Bernanke told members of Congress that the Fed’s emergency lending authority “ought to be subordinated” to a resolution agency that would use those loans for an “orderly winddown” of troubled financial firms.
Interbank lending rates have fallen, he noted, and mortgage refinancing has increased with support from Fed backstops. The cost of three-month dollar loans in London, or the London interbank offered rate, or Libor, stood at 0.51 percent Monday, down from 1.42 percent at the start of the year.
A rising stock market and lower funding costs have boosted the earnings of financial firms. Goldman Sachs Group Inc. posted record earnings as revenue from trading and stock underwriting reached all-time highs less than a year after the firm took $10 billion in U.S. rescue funds.
Danger of Losses
Still, the Fed said in its report today that “many financial institutions” face the danger of “significant additional losses.”
Members of Congress have questioned the Fed’s use of extraordinary powers, and the central bank may face one of the biggest revisions of its regulatory authorities and mandates since the Great Depression.
The Fed chairman today made a case for keeping the central bank’s consumer protection authority, and he warned against an expansion of the Government Accountability Office’s audit authority over the Fed, a proposal supported by some members of Congress.
“A perceived loss of monetary policy independence could raise fears about future inflation, leading to higher long-term interest rates and reduced economic and financial stability,” he said. The Fed has been “doing a good job” on consumer protection for the past three years, he said in response to a question.
Praise From Obama
Bernanke’s term as chairman expires in January. President Barack Obama said last month that Bernanke has done “a fine job” as Fed Chairman while declining to comment on his possible reappointment, which is subject to Senate approval.
The economy shrank at a 5.5 percent annual rate in the first quarter, following a 6.3 percent annual rate of decline in the final three months of last year, the worst back-to-back quarterly performance in a half century. Companies slashed inventories at an $87.1 billion annual pace in the first three months, the biggest drop on record.
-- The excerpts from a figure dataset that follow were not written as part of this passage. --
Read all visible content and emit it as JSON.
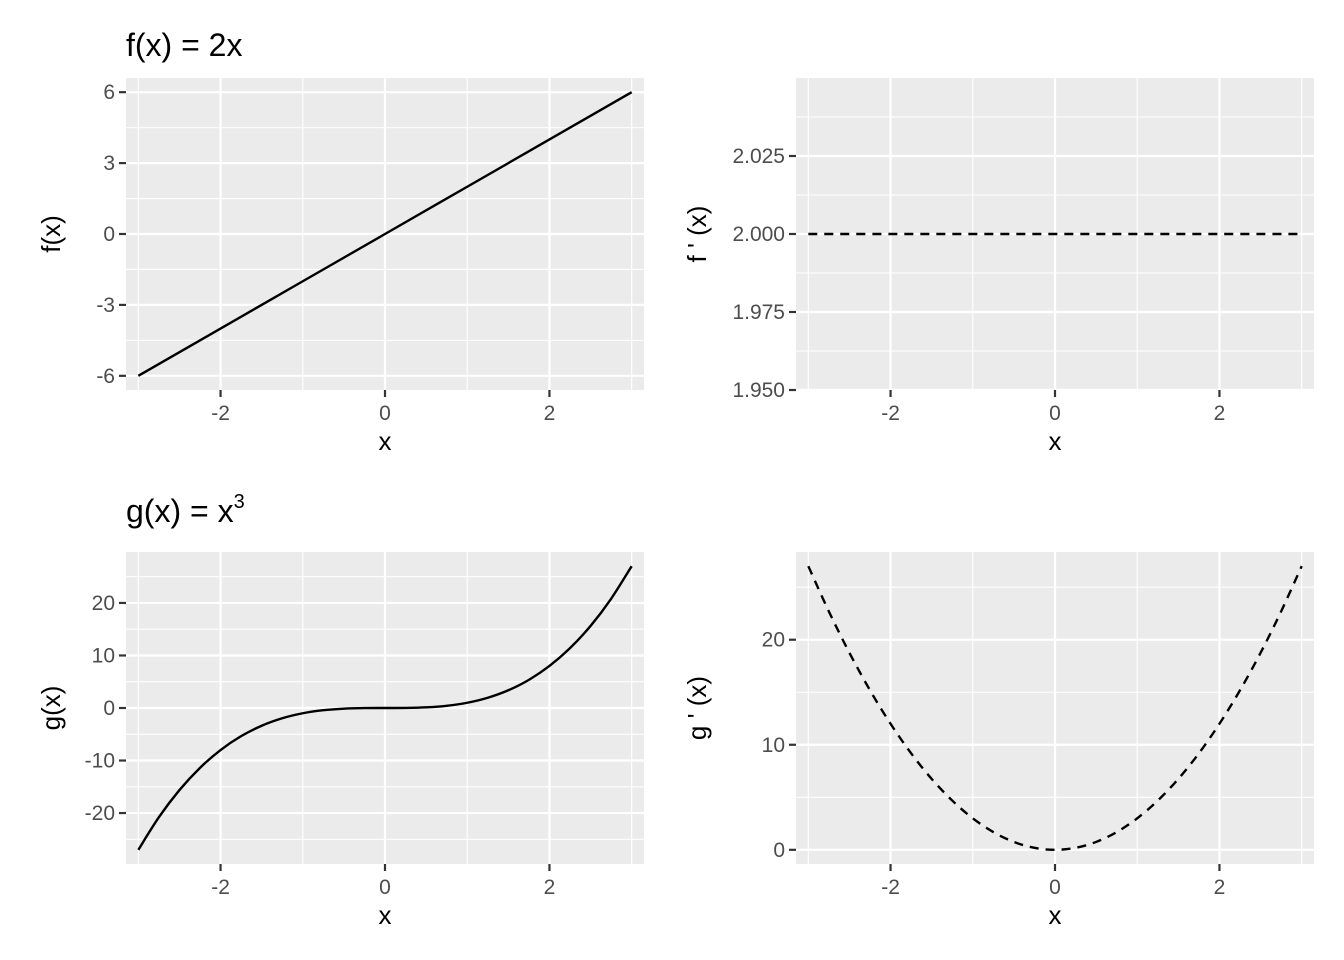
{
  "chart_data": [
    {
      "type": "line",
      "title_main": "f(x) = 2x",
      "title_sup": "",
      "xlabel": "x",
      "ylabel": "f(x)",
      "xlim": [
        -3.15,
        3.15
      ],
      "ylim": [
        -6.6,
        6.6
      ],
      "x_ticks": [
        -2,
        0,
        2
      ],
      "x_tick_labels": [
        "-2",
        "0",
        "2"
      ],
      "y_ticks": [
        -6,
        -3,
        0,
        3,
        6
      ],
      "y_tick_labels": [
        "-6",
        "-3",
        "0",
        "3",
        "6"
      ],
      "grid": true,
      "series": [
        {
          "linestyle": "solid",
          "x": [
            -3,
            -2,
            -1,
            0,
            1,
            2,
            3
          ],
          "y": [
            -6,
            -4,
            -2,
            0,
            2,
            4,
            6
          ]
        }
      ]
    },
    {
      "type": "line",
      "title_main": "",
      "title_sup": "",
      "xlabel": "x",
      "ylabel": "f ' (x)",
      "xlim": [
        -3.15,
        3.15
      ],
      "ylim": [
        1.95,
        2.05
      ],
      "x_ticks": [
        -2,
        0,
        2
      ],
      "x_tick_labels": [
        "-2",
        "0",
        "2"
      ],
      "y_ticks": [
        1.95,
        1.975,
        2.0,
        2.025
      ],
      "y_tick_labels": [
        "1.950",
        "1.975",
        "2.000",
        "2.025"
      ],
      "grid": true,
      "series": [
        {
          "linestyle": "dashed",
          "x": [
            -3,
            -2,
            -1,
            0,
            1,
            2,
            3
          ],
          "y": [
            2,
            2,
            2,
            2,
            2,
            2,
            2
          ]
        }
      ]
    },
    {
      "type": "line",
      "title_main": "g(x) = x",
      "title_sup": "3",
      "xlabel": "x",
      "ylabel": "g(x)",
      "xlim": [
        -3.15,
        3.15
      ],
      "ylim": [
        -29.7,
        29.7
      ],
      "x_ticks": [
        -2,
        0,
        2
      ],
      "x_tick_labels": [
        "-2",
        "0",
        "2"
      ],
      "y_ticks": [
        -20,
        -10,
        0,
        10,
        20
      ],
      "y_tick_labels": [
        "-20",
        "-10",
        "0",
        "10",
        "20"
      ],
      "grid": true,
      "series": [
        {
          "linestyle": "solid",
          "x": [
            -3,
            -2.75,
            -2.5,
            -2.25,
            -2,
            -1.75,
            -1.5,
            -1.25,
            -1,
            -0.75,
            -0.5,
            -0.25,
            0,
            0.25,
            0.5,
            0.75,
            1,
            1.25,
            1.5,
            1.75,
            2,
            2.25,
            2.5,
            2.75,
            3
          ],
          "y": [
            -27,
            -20.797,
            -15.625,
            -11.391,
            -8,
            -5.359,
            -3.375,
            -1.953,
            -1,
            -0.422,
            -0.125,
            -0.016,
            0,
            0.016,
            0.125,
            0.422,
            1,
            1.953,
            3.375,
            5.359,
            8,
            11.391,
            15.625,
            20.797,
            27
          ]
        }
      ]
    },
    {
      "type": "line",
      "title_main": "",
      "title_sup": "",
      "xlabel": "x",
      "ylabel": "g ' (x)",
      "xlim": [
        -3.15,
        3.15
      ],
      "ylim": [
        -1.35,
        28.35
      ],
      "x_ticks": [
        -2,
        0,
        2
      ],
      "x_tick_labels": [
        "-2",
        "0",
        "2"
      ],
      "y_ticks": [
        0,
        10,
        20
      ],
      "y_tick_labels": [
        "0",
        "10",
        "20"
      ],
      "grid": true,
      "series": [
        {
          "linestyle": "dashed",
          "x": [
            -3,
            -2.75,
            -2.5,
            -2.25,
            -2,
            -1.75,
            -1.5,
            -1.25,
            -1,
            -0.75,
            -0.5,
            -0.25,
            0,
            0.25,
            0.5,
            0.75,
            1,
            1.25,
            1.5,
            1.75,
            2,
            2.25,
            2.5,
            2.75,
            3
          ],
          "y": [
            27,
            22.688,
            18.75,
            15.188,
            12,
            9.188,
            6.75,
            4.688,
            3,
            1.688,
            0.75,
            0.188,
            0,
            0.188,
            0.75,
            1.688,
            3,
            4.688,
            6.75,
            9.188,
            12,
            15.188,
            18.75,
            22.688,
            27
          ]
        }
      ]
    }
  ]
}
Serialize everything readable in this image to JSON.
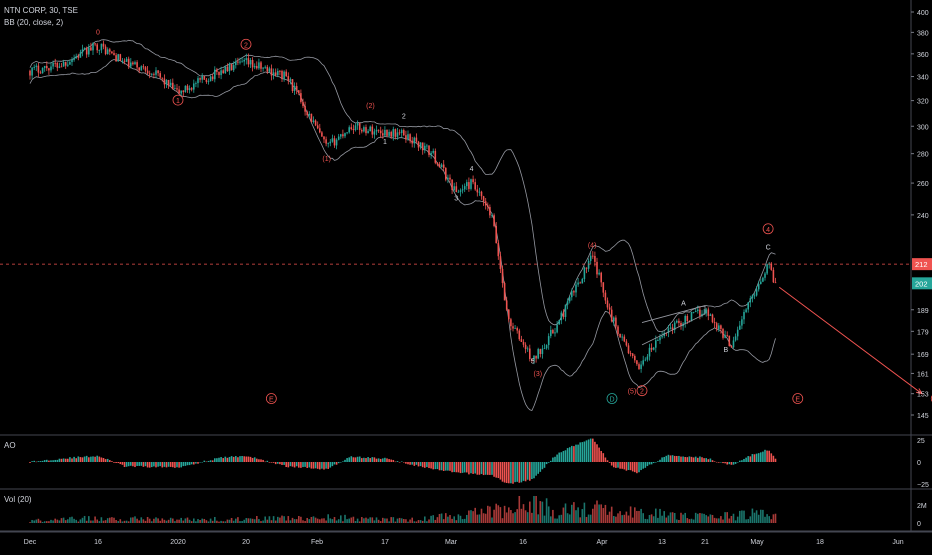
{
  "header": {
    "symbol_line": "NTN CORP, 30, TSE",
    "indicator_line": "BB (20, close, 2)"
  },
  "panes": {
    "ao_label": "AO",
    "vol_label": "Vol (20)"
  },
  "colors": {
    "background": "#000000",
    "up": "#26a69a",
    "down": "#ef5350",
    "wave_red": "#ef5350",
    "wave_white": "#d1d4dc",
    "circle_teal": "#26a69a",
    "bands": "#9598a1",
    "dashed_line": "#ef5350",
    "price_tag_red": "#ef5350",
    "price_tag_teal": "#26a69a"
  },
  "chart_data": [
    {
      "type": "candlestick",
      "pane": "price",
      "y_ticks": [
        "400",
        "380",
        "360",
        "340",
        "320",
        "300",
        "280",
        "260",
        "240",
        "212",
        "202",
        "189",
        "179",
        "169",
        "161",
        "153",
        "145"
      ],
      "ylim": [
        145,
        400
      ],
      "y_scale": "log",
      "x_ticks": [
        "Dec",
        "16",
        "2020",
        "20",
        "Feb",
        "17",
        "Mar",
        "16",
        "Apr",
        "13",
        "21",
        "May",
        "18",
        "Jun"
      ],
      "price_path": [
        {
          "date": "2019-11-27",
          "close": 345
        },
        {
          "date": "2019-12-06",
          "close": 351
        },
        {
          "date": "2019-12-16",
          "close": 368
        },
        {
          "date": "2019-12-23",
          "close": 352
        },
        {
          "date": "2019-12-30",
          "close": 345
        },
        {
          "date": "2020-01-06",
          "close": 326
        },
        {
          "date": "2020-01-15",
          "close": 345
        },
        {
          "date": "2020-01-20",
          "close": 352
        },
        {
          "date": "2020-01-28",
          "close": 340
        },
        {
          "date": "2020-02-05",
          "close": 284
        },
        {
          "date": "2020-02-10",
          "close": 300
        },
        {
          "date": "2020-02-14",
          "close": 297
        },
        {
          "date": "2020-02-21",
          "close": 294
        },
        {
          "date": "2020-02-27",
          "close": 280
        },
        {
          "date": "2020-03-03",
          "close": 254
        },
        {
          "date": "2020-03-06",
          "close": 260
        },
        {
          "date": "2020-03-10",
          "close": 238
        },
        {
          "date": "2020-03-13",
          "close": 185
        },
        {
          "date": "2020-03-18",
          "close": 166
        },
        {
          "date": "2020-03-23",
          "close": 182
        },
        {
          "date": "2020-03-30",
          "close": 216
        },
        {
          "date": "2020-04-03",
          "close": 185
        },
        {
          "date": "2020-04-08",
          "close": 163
        },
        {
          "date": "2020-04-14",
          "close": 180
        },
        {
          "date": "2020-04-21",
          "close": 189
        },
        {
          "date": "2020-04-26",
          "close": 173
        },
        {
          "date": "2020-04-30",
          "close": 195
        },
        {
          "date": "2020-05-04",
          "close": 212
        },
        {
          "date": "2020-05-06",
          "close": 202
        }
      ],
      "last_price": "202",
      "dashed_level": "212",
      "projection": {
        "from_date": "2020-05-07",
        "from_price": 200,
        "to_date": "2020-06-06",
        "to_price": 153
      },
      "wave_labels": [
        {
          "text": "0",
          "date": "2019-12-16",
          "price": 378,
          "style": "plain",
          "color": "wave_red"
        },
        {
          "text": "1",
          "date": "2020-01-06",
          "price": 318,
          "style": "circle",
          "color": "wave_red"
        },
        {
          "text": "2",
          "date": "2020-01-20",
          "price": 366,
          "style": "circle",
          "color": "wave_red"
        },
        {
          "text": "(1)",
          "date": "2020-02-05",
          "price": 275,
          "style": "plain",
          "color": "wave_red"
        },
        {
          "text": "(2)",
          "date": "2020-02-14",
          "price": 314,
          "style": "plain",
          "color": "wave_red"
        },
        {
          "text": "1",
          "date": "2020-02-17",
          "price": 287,
          "style": "plain",
          "color": "wave_white"
        },
        {
          "text": "2",
          "date": "2020-02-21",
          "price": 306,
          "style": "plain",
          "color": "wave_white"
        },
        {
          "text": "3",
          "date": "2020-03-03",
          "price": 249,
          "style": "plain",
          "color": "wave_white"
        },
        {
          "text": "4",
          "date": "2020-03-06",
          "price": 268,
          "style": "plain",
          "color": "wave_white"
        },
        {
          "text": "5",
          "date": "2020-03-18",
          "price": 165,
          "style": "plain",
          "color": "wave_white"
        },
        {
          "text": "(3)",
          "date": "2020-03-19",
          "price": 160,
          "style": "plain",
          "color": "wave_red"
        },
        {
          "text": "(4)",
          "date": "2020-03-30",
          "price": 221,
          "style": "plain",
          "color": "wave_red"
        },
        {
          "text": "(5)",
          "date": "2020-04-07",
          "price": 153,
          "style": "plain",
          "color": "wave_red"
        },
        {
          "text": "2",
          "date": "2020-04-09",
          "price": 153,
          "style": "circle",
          "color": "wave_red"
        },
        {
          "text": "A",
          "date": "2020-04-17",
          "price": 191,
          "style": "plain",
          "color": "wave_white"
        },
        {
          "text": "B",
          "date": "2020-04-25",
          "price": 170,
          "style": "plain",
          "color": "wave_white"
        },
        {
          "text": "4",
          "date": "2020-05-04",
          "price": 230,
          "style": "circle",
          "color": "wave_red"
        },
        {
          "text": "C",
          "date": "2020-05-04",
          "price": 220,
          "style": "plain",
          "color": "wave_white"
        },
        {
          "text": "5",
          "date": "2020-06-09",
          "price": 150,
          "style": "circle",
          "color": "wave_red"
        },
        {
          "text": "E",
          "date": "2020-01-25",
          "price": 150,
          "style": "circle",
          "color": "wave_red"
        },
        {
          "text": "D",
          "date": "2020-04-03",
          "price": 150,
          "style": "circle",
          "color": "circle_teal"
        },
        {
          "text": "E",
          "date": "2020-05-12",
          "price": 150,
          "style": "circle",
          "color": "wave_red"
        }
      ]
    },
    {
      "type": "histogram",
      "pane": "ao",
      "title": "AO",
      "y_ticks": [
        "25",
        "0",
        "−25"
      ],
      "ylim": [
        -30,
        30
      ],
      "series": [
        {
          "date": "2019-11-27",
          "value": 0
        },
        {
          "date": "2019-12-06",
          "value": 4
        },
        {
          "date": "2019-12-16",
          "value": 7
        },
        {
          "date": "2019-12-23",
          "value": -5
        },
        {
          "date": "2020-01-06",
          "value": -6
        },
        {
          "date": "2020-01-15",
          "value": 5
        },
        {
          "date": "2020-01-20",
          "value": 7
        },
        {
          "date": "2020-01-28",
          "value": -5
        },
        {
          "date": "2020-02-05",
          "value": -8
        },
        {
          "date": "2020-02-10",
          "value": 6
        },
        {
          "date": "2020-02-17",
          "value": 4
        },
        {
          "date": "2020-02-27",
          "value": -8
        },
        {
          "date": "2020-03-03",
          "value": -12
        },
        {
          "date": "2020-03-10",
          "value": -15
        },
        {
          "date": "2020-03-13",
          "value": -25
        },
        {
          "date": "2020-03-18",
          "value": -20
        },
        {
          "date": "2020-03-23",
          "value": 10
        },
        {
          "date": "2020-03-30",
          "value": 28
        },
        {
          "date": "2020-04-03",
          "value": -5
        },
        {
          "date": "2020-04-08",
          "value": -12
        },
        {
          "date": "2020-04-14",
          "value": 8
        },
        {
          "date": "2020-04-21",
          "value": 5
        },
        {
          "date": "2020-04-26",
          "value": -4
        },
        {
          "date": "2020-04-30",
          "value": 8
        },
        {
          "date": "2020-05-04",
          "value": 14
        },
        {
          "date": "2020-05-06",
          "value": 4
        }
      ]
    },
    {
      "type": "bar",
      "pane": "volume",
      "title": "Vol (20)",
      "y_ticks": [
        "2M",
        "0"
      ],
      "ylim": [
        0,
        3000000
      ],
      "series": [
        {
          "date": "2019-11-27",
          "value": 300000
        },
        {
          "date": "2019-12-16",
          "value": 600000
        },
        {
          "date": "2020-01-06",
          "value": 400000
        },
        {
          "date": "2020-01-20",
          "value": 500000
        },
        {
          "date": "2020-02-05",
          "value": 700000
        },
        {
          "date": "2020-02-21",
          "value": 400000
        },
        {
          "date": "2020-03-03",
          "value": 900000
        },
        {
          "date": "2020-03-13",
          "value": 1700000
        },
        {
          "date": "2020-03-18",
          "value": 2500000
        },
        {
          "date": "2020-03-23",
          "value": 1400000
        },
        {
          "date": "2020-03-30",
          "value": 1800000
        },
        {
          "date": "2020-04-08",
          "value": 1300000
        },
        {
          "date": "2020-04-21",
          "value": 700000
        },
        {
          "date": "2020-05-04",
          "value": 1200000
        }
      ]
    }
  ]
}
Unemployment has continued to rise even as the economy shows signs of mending. The jobless rate in June rose to 9.5 percent, the highest in almost 26 years.
The Monetary Policy report noted that “at some point,” an economic recovery “will take hold, labor market conditions will improve, and the downward pressures on inflation will diminish.” It added that “When this process has advanced sufficiently, the stance of policy will need to be tightened” to keep inflation at bay.
Growth Forecasts
Policy makers are divided over how fast the economy will grow, their June forecasts show. The gap between the fastest and slowest estimated growth rate for next year was 3.2 percentage points, up from a 2.5 percentage-point divide in April. The lowest forecast suggests the economy will grow just 0.8 percent from this year’s fourth quarter to the final quarter of 2010; the highest projects 4 percent growth.
The forecasts were previously released in the minutes of the June Federal Open Market Committee meeting.
The pace of recovery is critical to a sustained expansion, economists said. One risk is that the economy grows several quarters below a rate needed to absorb a growing labor force. That would result in even higher unemployment and possibly weaker income growth, stalling demand and cutting the inventory cycle short.
“Job insecurity, together with declines in home values and tight credit, is likely to limit gains in consumer spending,” Bernanke said. “The possibility that the recent stabilization in household spending will prove transient is an important downside risk to the outlook.”